Last year, Liger received special permission to take part in a Cambodian business model competition normally reserved for university and graduate students, and emerged third out of 111 teams.
This year, its team which designed an app for job-seekers to showcase their talents and hobbies beyond work experiences won first place nationally - and third place in a subsequent regional competition.
There is already some commercial interest in the app. Sixteen-year-old Samnang Nuonsinoeun, one of the three team members, plans to take a year off after leaving Liger to focus on entrepreneurship. "I enjoy doing it to solve community problems," he says.
Students are chosen not because they are the brightest but because they have an "innate sense of leadership, optimism and work ethic", says Mr Gile.
It costs US$15,000 (S$20,294) to fund each student for an entire year. Each gets a personal laptop, and is covered for medical, tuition and accommodation costs.

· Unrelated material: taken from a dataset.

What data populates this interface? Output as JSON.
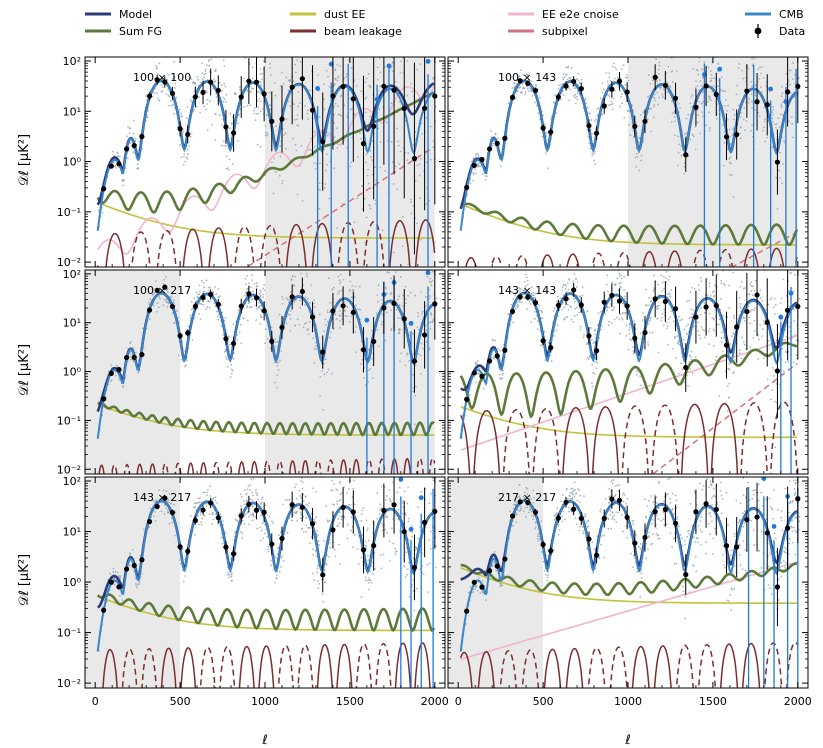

"We want to get maximum impact for the resources that we deploy," says Mr Gile. "I'm very, very happy with the return that we get on our capital in terms of per student cost."
He stresses that the Liger model can apply beyond Cambodia. But having spent at least US$14 million on Liger, the couple cannot afford to fund more such academies, and are instead looking for investors and other collaborators to replicate it elsewhere and scale it up.
"By using this entrepreneurship and education, this model can (have an) impact on any country with any socio-economic background," he says.